Pedoche stayed through the number, as she promised the dancer. "I prayed as she peeled off her clothes one piece at a time. I also watched reactions of men. The women were really just like toys. It looked like the women were nothing to them. I could see in the face of the woman she was tortured inside while dancing," the nun said. “She had told me she dances in the nude to earn money to feed her family and pay for her sick parents' hospital bills.
"It's almost the same story over and over. Everyone we talked to spoke to us about pain and their problems. So we cannot just point a finger and condemn these women for just wanting fast money. Not everyone is like that."

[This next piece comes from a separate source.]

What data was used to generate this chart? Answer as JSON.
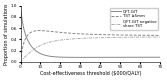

Among "worst stories" she has heard was from a woman talking about a time when she was told that two or three people had hired her for a high fee. When she got to the VIP room of the bar, there was a group of 10 men who had her perform oral sex on all of them. "It was heart rending and also sickening to listen to details of her experience,” Pedoche said. “I wonder how they survive these experiences, night by night.” She remembers crying after listening to this client. "I just prayed, Lord, please help me to handle this," the nun said.
It was even more upsetting for her to know the bar owner knew there would be 10 and not just a few men as the woman was told. "They connived because the bar owner usually gets 60 percent of the fees for the women. Even if she consented, the woman is a victim.”
At Home of Love, where Pedoche lived and served for three years, the nuns take time to pray separately from the residents. "We have to have that daily prayer time because we cannot take the pressure without God,” Pedoche said. “It's only by God's grace that we can understand them. I cannot understand on my own. We have a tendency to judge, and your patience gets tested.”
After 18 years in the association, she is far more aware and emotionally prepared than the 20-year-old third-year commerce student she was when she started with the MQHM. She is also grateful to God for the rich vocations to the association, averaging 10 aspirants each year.
[N.J. Viehland is a correspondent for Global Sisters Report and NCR based in the Philippines.]